This volume explores innovative ways of expanding classical languages and cultures to educational and museum audiences.
It shows that classical subjects have an important role to play within society and can enrich individuals’ lives in many different, and perhaps surprising, ways. Chapters present projects covering literacy and engagement with reading, empowering students to understand and use new types of vocabulary, discovering the personal relevance of ancient history and the resonance of ancient material culture and stories. Contributors demonstrate that classical subjects can be taught cost-effectively and inclusively by non-specialist teachers and in non-traditional settings. In their various ways, they highlight the need to rethink the role of Classics in twenty-first-century classrooms and communities. Recommendations are made for further development, including ways to improve research, policy and practice in the field of Classics education.
Expanding Classics presents an important series of case studies on classical learning, of interest to museum educators, teacher trainers, school leaders and curriculum designers, as well as those teaching in primary, secondary and further education settings in the UK and worldwide.
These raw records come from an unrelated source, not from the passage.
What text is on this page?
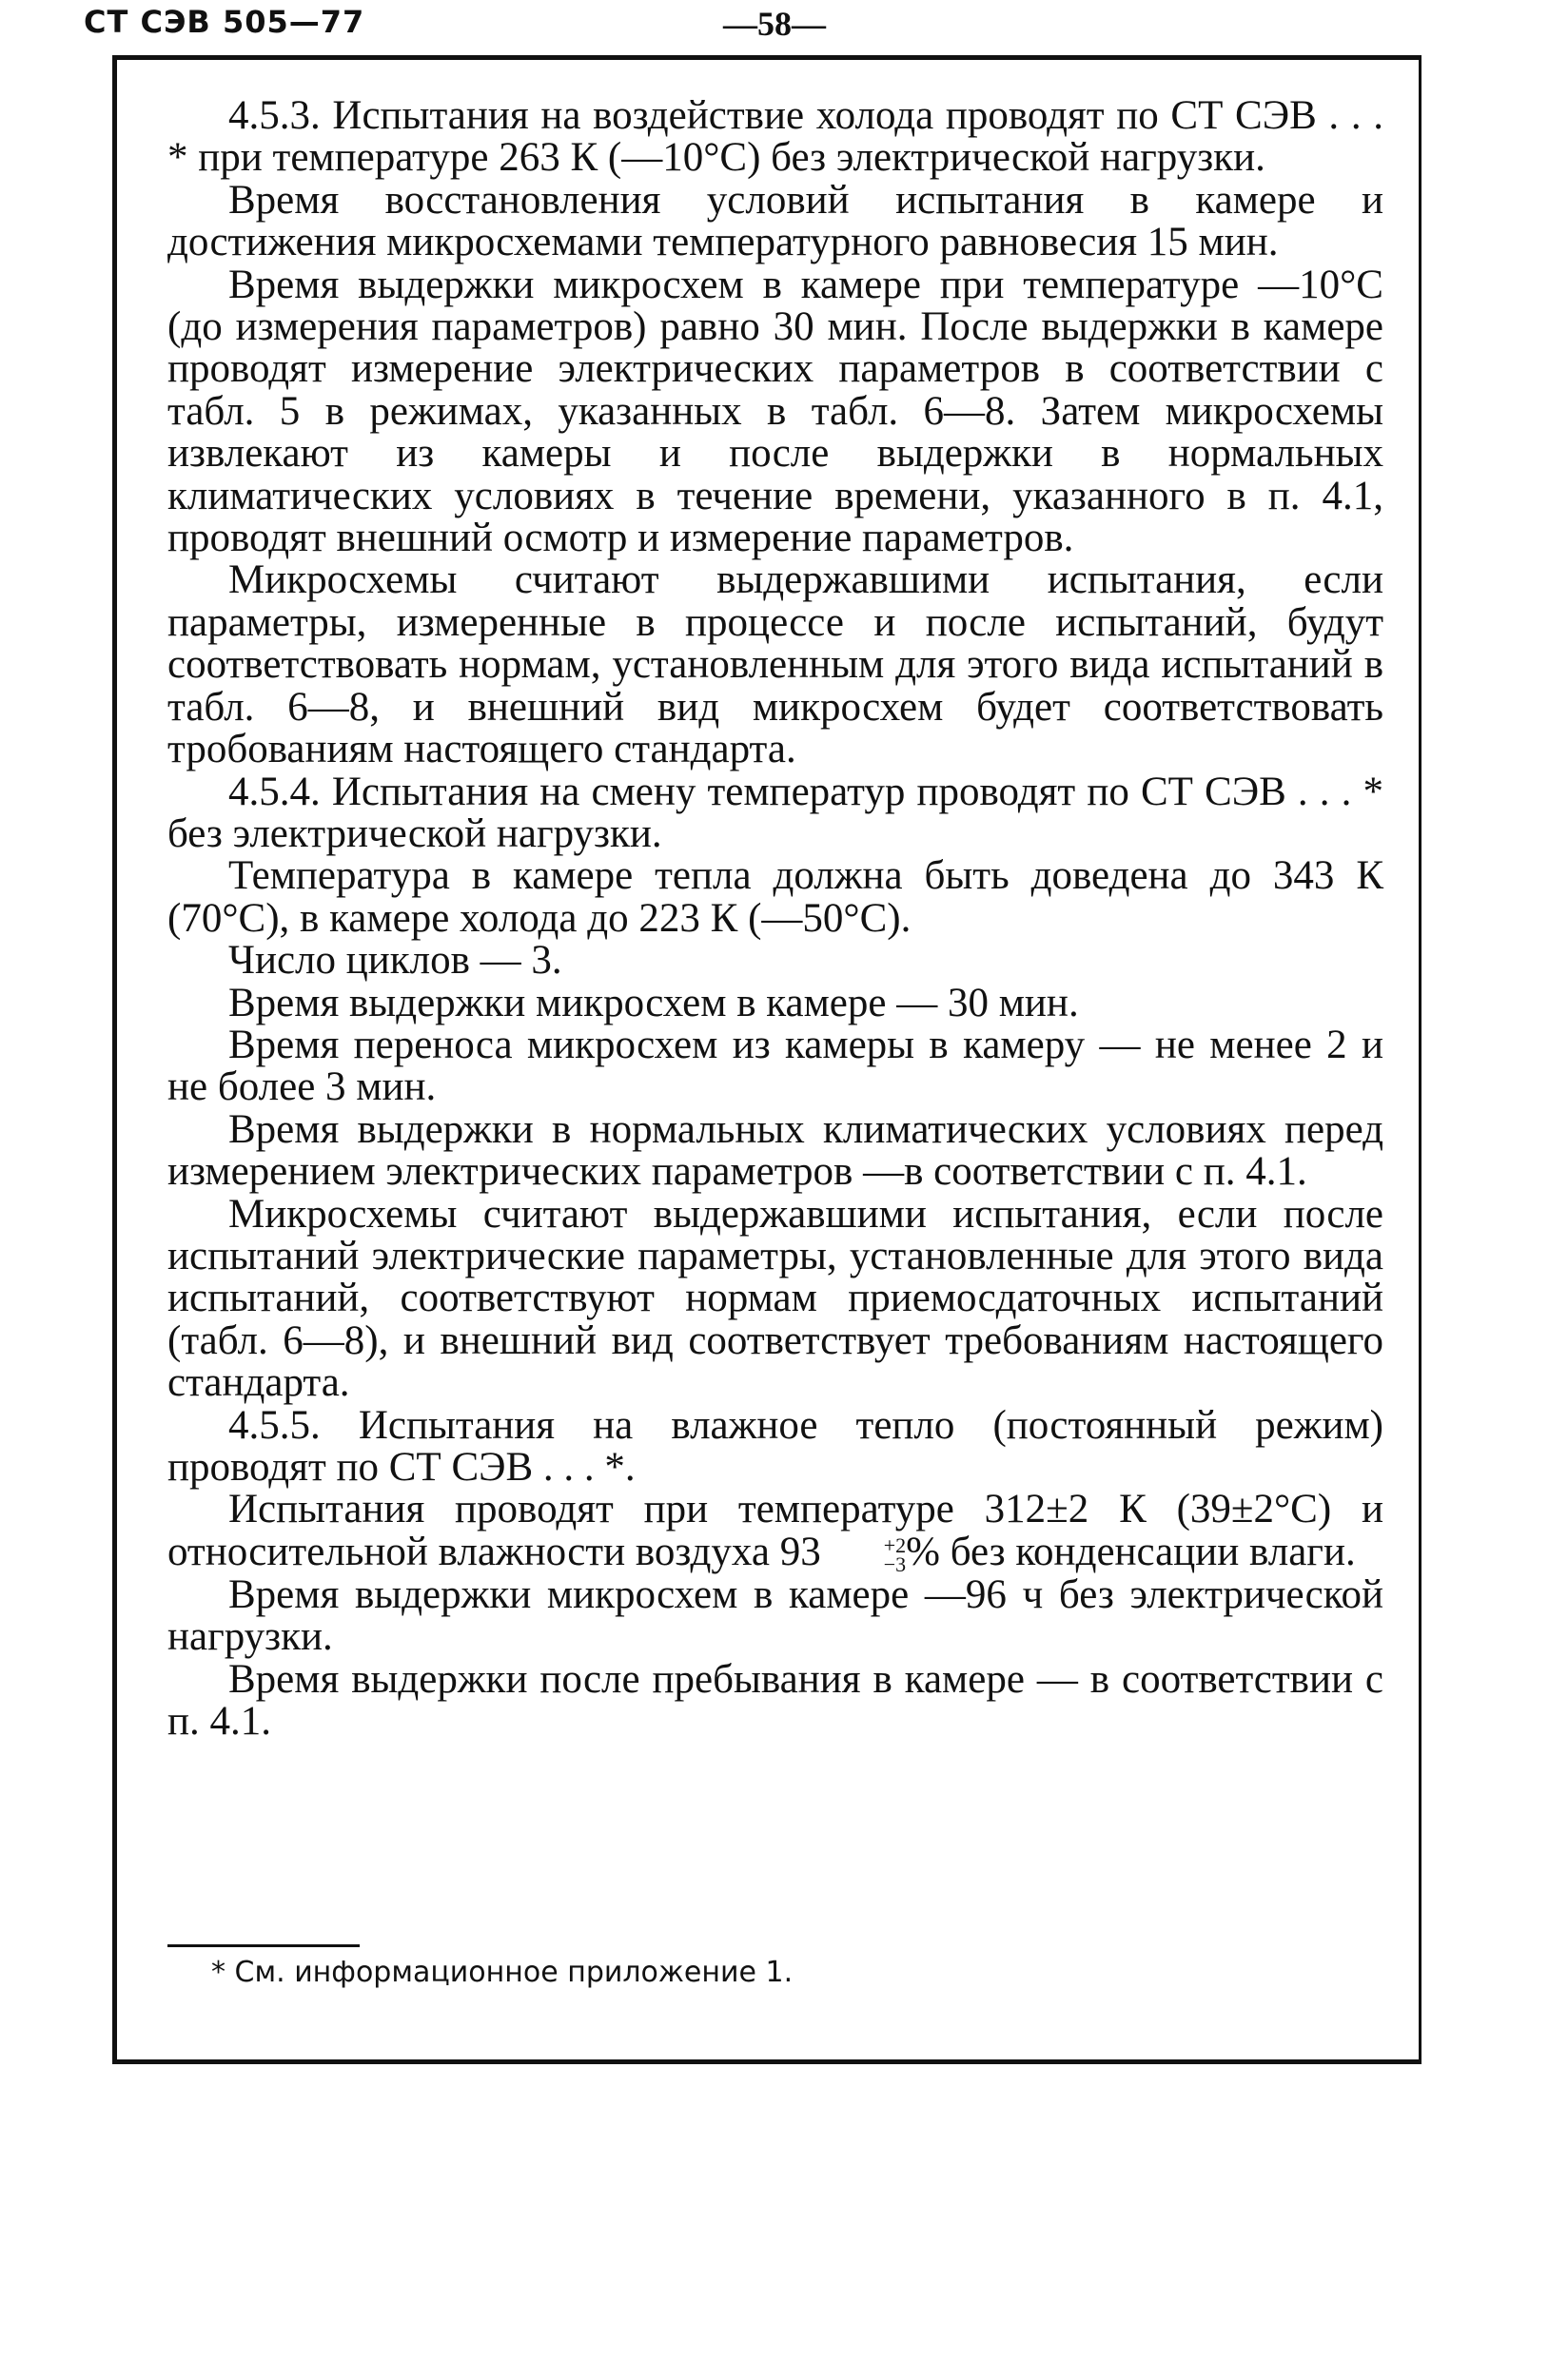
СТ СЭВ 505—77	—58—

4.5.3. Испытания на воздействие холода проводят по СТ СЭВ . . . * при температуре 263 К (—10°С) без электрической нагрузки.

Время восстановления условий испытания в камере и достижения микросхемами температурного равновесия 15 мин.

Время выдержки микросхем в камере при температуре —10°С (до измерения параметров) равно 30 мин. После выдержки в камере проводят измерение электрических параметров в соответствии с табл. 5 в режимах, указанных в табл. 6—8. Затем микросхемы извлекают из камеры и после выдержки в нормальных климатических условиях в течение времени, указанного в п. 4.1, проводят внешний осмотр и измерение параметров.

Микросхемы считают выдержавшими испытания, если параметры, измеренные в процессе и после испытаний, будут соответствовать нормам, установленным для этого вида испытаний в табл. 6—8, и внешний вид микросхем будет соответствовать тробованиям настоящего стандарта.

4.5.4. Испытания на смену температур проводят по СТ СЭВ . . . * без электрической нагрузки.

Температура в камере тепла должна быть доведена до 343 К (70°С), в камере холода до 223 К (—50°С).

Число циклов — 3.

Время выдержки микросхем в камере — 30 мин.

Время переноса микросхем из камеры в камеру — не менее 2 и не более 3 мин.

Время выдержки в нормальных климатических условиях перед измерением электрических параметров —в соответствии с п. 4.1.

Микросхемы считают выдержавшими испытания, если после испытаний электрические параметры, установленные для этого вида испытаний, соответствуют нормам приемосдаточных испытаний (табл. 6—8), и внешний вид соответствует требованиям настоящего стандарта.

4.5.5. Испытания на влажное тепло (постоянный режим) проводят по СТ СЭВ . . . *.

Испытания проводят при температуре 312±2 К (39±2°С) и относительной влажности воздуха 93	+2
−3 % без конденсации влаги.

Время выдержки микросхем в камере —96 ч без электрической нагрузки.

Время выдержки после пребывания в камере — в соответствии с п. 4.1.

* См. информационное приложение 1.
Introduction; 1. Ancient languages for 6- to 11-year-olds: Exploring three pedagogical approaches via a longitudinal study, Arlene Holmes-Henderson; 2. Including the excluded: Teaching Latin in an area of high socio-economic disadvantage, Peter Wright; 3. Using classical mythology to teach English as an Additional Language, Anna Bloor, Meghan McCabe and Arlene Holmes-Henderson; 4. Student perceptions of BAME people in the Roman world: A comparison of Latin textbooks, Alex Gruar; 5. Promoting inclusivity through teaching Ancient History, Anna McOmish; 6. Whose museum is it anyway? Connecting with communities at the Museum of Classical Archaeology, Cambridge, Susanne Turner; 7. Contested Collections: Using 3D replicas to present new narratives of objects with contested histories, Emma Payne and Laura Gibson.
Arlene Holmes-Henderson is an Associate Professor of Classics and Ancient History at Durham University. She works at the intersection of research, policy and practice to improve access to the study of classical subjects in schools and communities in the UK and worldwide. She teaches in the School of Education and leads several research projects exploring the role of Classics in the curriculum.